Well, for one thing, an Anabaptist doesn’t believe in cobelligerence because he doesn’t believe in common grace. For him, there is no overlap between the church and the world. These occupy separate and antithetical domains.

For another thing, he doesn’t believe in cobelligerence because he doesn’t believe in covenant theology. For him, there is no carryover from OT ethics to NT ethics, from OT statecraft to NT statecraft.

Now, this is a position with a certain measure of internal consistency to it. If it’s wrong, it’s consistently wrong.

By contrast, one of the things which sets a Reformed Baptist apart from an Anabaptist is a belief in common grace and covenant theology. And these are the theological presuppositions of cobelligerence. So is the burden of proof on Dr. Mohler or Steve Camp?

There is also the question of the necessary level of Scriptural specification to warrant whatever what we do. Do we need specific warrant for everything we do? Or do we only need to show that our particular practice is a special case of a general Scriptural norm?

The Bible is full of general norms. But it often leaves the concrete implementation up to the discretion of the believer. And that’s because the application varies with the situation.

We do many things which are not spelled out in Scripture. Their justification lies in the fact that these are particular means of facilitating general ends.

For example, the Bible never specifies the creation of creeds. And there are some Christians who oppose human creeds. But Reformed Baptists have a creed--the London Baptist Confession of Faith.

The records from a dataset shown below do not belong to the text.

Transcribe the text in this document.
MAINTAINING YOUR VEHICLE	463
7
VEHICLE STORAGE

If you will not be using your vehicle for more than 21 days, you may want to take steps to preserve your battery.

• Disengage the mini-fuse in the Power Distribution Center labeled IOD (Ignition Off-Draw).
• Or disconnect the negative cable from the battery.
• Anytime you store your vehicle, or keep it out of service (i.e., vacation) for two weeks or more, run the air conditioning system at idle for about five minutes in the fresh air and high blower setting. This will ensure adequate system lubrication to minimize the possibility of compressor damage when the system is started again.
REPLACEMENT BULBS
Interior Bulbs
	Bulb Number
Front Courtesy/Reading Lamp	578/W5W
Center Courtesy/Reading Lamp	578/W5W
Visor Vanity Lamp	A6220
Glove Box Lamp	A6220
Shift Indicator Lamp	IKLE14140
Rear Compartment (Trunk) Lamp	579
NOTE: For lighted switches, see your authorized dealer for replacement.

The justification for this custom is that it represents a reflection or extension of the church’s teaching ministry, which is mandated in Scripture.

Over the centuries, Evangelicals had devised a number of adaptive strategies designed to apply general Scriptural norms to our specific circumstances.

Formal ordination boards, with oral and written exams, have no express warrant in Scripture. Mass media like World Magazine, the Founders Journal, and CampOnThis have no express warrant in Scripture.

Seminaries like Southern Baptist Theological Seminary have no express warrant in Scripture. Denominations like the SBC have no express warrant in Scripture. One could go on and on, but you get the point.

In a case like this, the necessary burden of proof is keyed to the necessary level of warrant. And their interrelation does not entail a one-to-one correspondence between a specific Scriptural injunction and a specific application, but rather, a one-to-many correspondence between a general Scriptural injunction and a wide variety of applications, each of which is a special case of the general injunction. That’s the operative framework.